I haven't been able to find a good explanation of why capacitors act only on certain frequencies.
I'll read something like "change C3 to 22nf and you'll get more bass". Does it work the same for caps on the audio path and to ground (I feel like I've seen similar guidance for both)? Is it the same in all circuits? Do y'all just have the capacitance to frequency memorized or are you applying a formula?
I haven't been able to find a good explanation of why capacitors act only on certain frequencies.
I'll read something like "change C3 to 22nf and you'll get more bass". Does it work the same for caps on the audio path and to ground (I feel like I've seen similar guidance for both)? Is it the same in all circuits? Do y'all just have the capacitance to frequency memorized or are you applying a formula?

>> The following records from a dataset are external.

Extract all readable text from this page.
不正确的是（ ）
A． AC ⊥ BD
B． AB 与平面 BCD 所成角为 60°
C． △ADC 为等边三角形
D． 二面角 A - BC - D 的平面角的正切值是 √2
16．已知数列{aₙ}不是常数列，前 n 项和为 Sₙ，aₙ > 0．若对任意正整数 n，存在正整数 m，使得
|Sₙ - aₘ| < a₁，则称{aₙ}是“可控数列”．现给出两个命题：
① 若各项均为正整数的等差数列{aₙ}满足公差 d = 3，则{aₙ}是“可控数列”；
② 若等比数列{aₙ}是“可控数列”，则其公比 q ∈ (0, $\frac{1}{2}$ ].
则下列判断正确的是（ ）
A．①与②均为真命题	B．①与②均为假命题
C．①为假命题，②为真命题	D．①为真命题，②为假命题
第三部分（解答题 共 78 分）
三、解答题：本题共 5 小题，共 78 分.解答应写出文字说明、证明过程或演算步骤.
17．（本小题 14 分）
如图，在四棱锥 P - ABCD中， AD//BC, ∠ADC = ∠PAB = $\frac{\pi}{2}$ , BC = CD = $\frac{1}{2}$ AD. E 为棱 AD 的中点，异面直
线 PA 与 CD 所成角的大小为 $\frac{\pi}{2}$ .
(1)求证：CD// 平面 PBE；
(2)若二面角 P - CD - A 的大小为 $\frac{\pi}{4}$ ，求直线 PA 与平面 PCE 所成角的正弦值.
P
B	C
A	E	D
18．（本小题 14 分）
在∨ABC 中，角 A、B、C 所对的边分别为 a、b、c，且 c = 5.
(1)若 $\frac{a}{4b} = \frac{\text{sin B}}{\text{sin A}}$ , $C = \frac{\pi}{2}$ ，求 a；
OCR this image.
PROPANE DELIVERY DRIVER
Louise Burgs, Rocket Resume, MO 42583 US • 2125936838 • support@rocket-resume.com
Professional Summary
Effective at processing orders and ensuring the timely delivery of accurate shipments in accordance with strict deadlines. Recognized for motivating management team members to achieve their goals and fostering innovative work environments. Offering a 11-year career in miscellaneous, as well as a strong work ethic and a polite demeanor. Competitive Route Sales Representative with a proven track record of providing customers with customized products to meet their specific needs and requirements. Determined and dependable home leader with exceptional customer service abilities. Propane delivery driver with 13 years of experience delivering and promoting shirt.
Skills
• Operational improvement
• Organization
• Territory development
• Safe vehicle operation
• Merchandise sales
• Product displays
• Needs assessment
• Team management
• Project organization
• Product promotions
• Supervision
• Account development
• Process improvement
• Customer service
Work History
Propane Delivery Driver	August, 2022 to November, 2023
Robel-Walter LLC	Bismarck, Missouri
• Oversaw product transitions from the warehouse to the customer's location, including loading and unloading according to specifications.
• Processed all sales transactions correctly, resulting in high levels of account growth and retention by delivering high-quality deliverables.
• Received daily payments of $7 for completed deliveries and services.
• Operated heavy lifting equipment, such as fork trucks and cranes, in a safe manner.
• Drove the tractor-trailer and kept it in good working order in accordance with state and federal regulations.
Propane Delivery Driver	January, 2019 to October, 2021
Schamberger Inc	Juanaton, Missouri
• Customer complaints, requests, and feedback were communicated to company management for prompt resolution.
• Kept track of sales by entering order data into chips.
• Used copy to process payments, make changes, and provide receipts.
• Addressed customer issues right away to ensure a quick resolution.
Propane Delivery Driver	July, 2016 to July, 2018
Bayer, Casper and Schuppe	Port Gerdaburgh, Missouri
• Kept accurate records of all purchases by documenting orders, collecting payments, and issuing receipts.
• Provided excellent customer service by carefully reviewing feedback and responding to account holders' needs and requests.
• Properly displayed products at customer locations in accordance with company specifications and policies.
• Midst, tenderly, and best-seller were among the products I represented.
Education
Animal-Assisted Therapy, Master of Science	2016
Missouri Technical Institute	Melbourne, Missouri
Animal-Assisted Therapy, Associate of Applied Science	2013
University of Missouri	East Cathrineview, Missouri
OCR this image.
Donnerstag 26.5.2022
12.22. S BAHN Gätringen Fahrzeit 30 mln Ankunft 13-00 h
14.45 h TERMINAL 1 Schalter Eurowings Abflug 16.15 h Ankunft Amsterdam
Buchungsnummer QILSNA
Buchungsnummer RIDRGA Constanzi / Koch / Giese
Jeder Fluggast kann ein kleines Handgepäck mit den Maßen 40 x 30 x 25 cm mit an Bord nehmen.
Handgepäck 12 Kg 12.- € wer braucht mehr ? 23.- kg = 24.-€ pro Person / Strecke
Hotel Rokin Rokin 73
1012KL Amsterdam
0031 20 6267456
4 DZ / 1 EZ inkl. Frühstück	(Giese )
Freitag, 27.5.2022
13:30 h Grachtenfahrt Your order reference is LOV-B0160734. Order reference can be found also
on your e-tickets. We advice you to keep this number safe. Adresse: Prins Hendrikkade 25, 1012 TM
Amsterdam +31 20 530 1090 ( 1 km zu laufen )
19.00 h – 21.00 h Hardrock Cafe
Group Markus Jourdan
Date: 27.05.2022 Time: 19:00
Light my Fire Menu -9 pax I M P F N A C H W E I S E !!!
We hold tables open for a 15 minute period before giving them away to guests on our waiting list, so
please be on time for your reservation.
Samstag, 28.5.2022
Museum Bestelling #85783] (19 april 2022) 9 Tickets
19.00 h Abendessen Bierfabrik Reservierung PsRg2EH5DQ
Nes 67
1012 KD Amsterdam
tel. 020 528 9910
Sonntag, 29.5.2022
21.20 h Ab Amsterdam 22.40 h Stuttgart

Caps have a "rise time" or charge time, depending on their value. When the wavelength time of a particular frequency is shorter than the rise time, that AC looks like DC to that capacitor. Caps block DC.
Edit to add, this is part of reactance. In the pedal world we don't really talk about reactance enough. And I'm not going to here. Google it muh guy/gal.
I haven't been able to find a good explanation of why capacitors act only on certain frequencies.
I'll read something like "change C3 to 22nf and you'll get more bass". Does it work the same for caps on the audio path and to ground (I feel like I've seen similar guidance for both)? Is it the same in all circuits? Do y'all just have the capacitance to frequency memorized or are you applying a formula?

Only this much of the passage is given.